Venue faire la promotion de son nouveau long métrage, O Corno, une histoire de femmes, à Paris, nous avons pu nous entretenir avec Jaione Camborda et parler avec elle de la représentation de l’accouchement au cinéma et de la puissance de l’imaginaire.


Je trouve qu’il y a un travail davantage instinctif chez les danseuses. Elles ont l’habitude de jouer avec l’espace et savent parfaitement se servir du silence. Le silence fait partie intégrante de ma mise en scène, j’adore exploiter cet espace de non-dits à l’image. Janet [Novás] a réussi à créer un mouvement avec ces silences.

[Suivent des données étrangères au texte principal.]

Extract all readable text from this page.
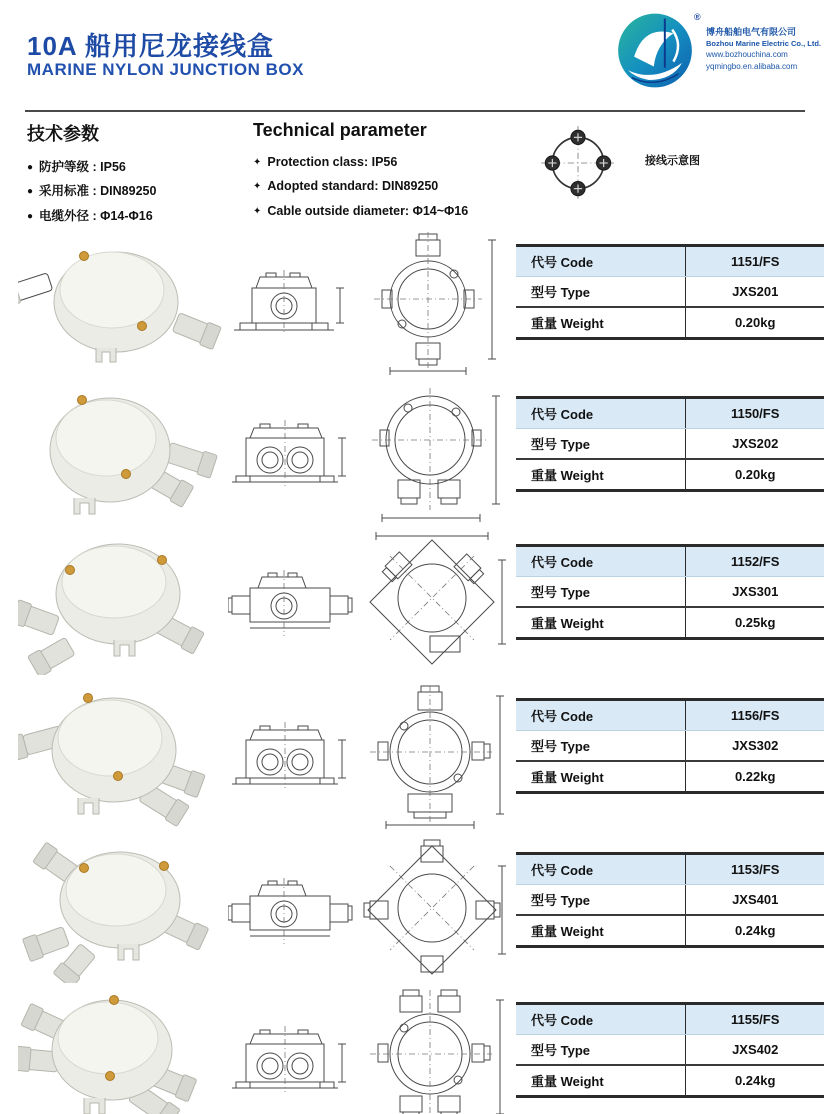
10A 船用尼龙接线盒
MARINE NYLON JUNCTION BOX
®
博舟船舶电气有限公司
Bozhou Marine Electric Co., Ltd.
www.bozhouchina.com
yqmingbo.en.alibaba.com
技术参数
● 防护等级 : IP56
● 采用标准 : DIN89250
● 电缆外径 : Φ14-Φ16
Technical parameter
✦ Protection class: IP56
✦ Adopted standard: DIN89250
✦ Cable outside diameter: Φ14~Φ16
接线示意图
代号 Code	1151/FS
型号 Type	JXS201
重量 Weight	0.20kg
代号 Code	1150/FS
型号 Type	JXS202
重量 Weight	0.20kg
代号 Code	1152/FS
型号 Type	JXS301
重量 Weight	0.25kg
代号 Code	1156/FS
型号 Type	JXS302
重量 Weight	0.22kg
代号 Code	1153/FS
型号 Type	JXS401
重量 Weight	0.24kg
代号 Code	1155/FS
型号 Type	JXS402
重量 Weight	0.24kg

La première séquence du film montre un accouchement et ressemble à un ballet de gestes et de mouvements pour accompagner le corps à enfanter. C’est une scène qui m’a particulièrement marquée parce que j’ai eu l’impression de voir ces images pour la première fois, en tout cas dans un film de fiction. Pouvez-vous nous expliquer comment avez-vous travaillé cette séquence ?

Pour moi, il y avait une sorte de dette du cinéma de fiction envers la représentation de l'accouchement. En effet, c’est plutôt rare comme vous dites. Je voulais rendre au corps son mouvement parce que ce n’est pas ce qu’on voit habituellement. On voit plutôt une femme étendue, les jambes écartées. Là, je voulais que le corps soit en mouvement, qu'on ressente la physicalité de la chose et surtout l'animalité, de ce qu'est un accouchement. Ça nous met devant l'évidence que nous sommes des animaux. Je me suis focalisée sur la partie corporelle, sur les silences, sur les respirations. Je voulais que le spectateur puisse respirer en même temps que le personnage. Parallèlement, j’ai accouché pendant ce tournage. J’ai donc expérimenté moi-même ce que j’allais filmer. Et c’est là que j’ai vraiment compris la dette que le cinéma doit aux corps des femmes. En fait, nous n’avons que peu de films qui sont tournés à la première personne. Un accouchement, ça se raconte avec l'expérience. L'actrice, qui accouche dans le film, se souvenait parce qu'elle venait d'accoucher aussi, elle se souvenait des sensations, des douleurs, des poses. Elle se souvenait de ce tempo si particulier des contractions. Ensemble, nous nous sommes concentrées à recréer ces sensations d'après nos souvenirs et nos expériences. On a été aidé par une doula pendant le tournage. Il fallait recréer mais il ne s'agissait pas de feindre. En parlant de ça, je me suis vite rendue compte, au casting, que les actrices qui n’avaient jamais accouché feignaient. Elles reproduisaient un accouchement tel qu’elles l’avaient vu dans des films. Il y avait une telle distance entre ce qu’elles me proposaient et un véritable accouchement que je me suis dit qu’il fallait en donner une autre image. Mais pour contribuer à la véracité de la scène, j’ai voulu donner un champ libre à mon actrice. Nous avions décidé des endroits dans le plan où elle devait s’arrêter et c’est tout. Notre rôle, de l’autre côté de la caméra, a été de la suivre. Tout a été mis en place pour qu’elle ait une liberté de mouvement totale.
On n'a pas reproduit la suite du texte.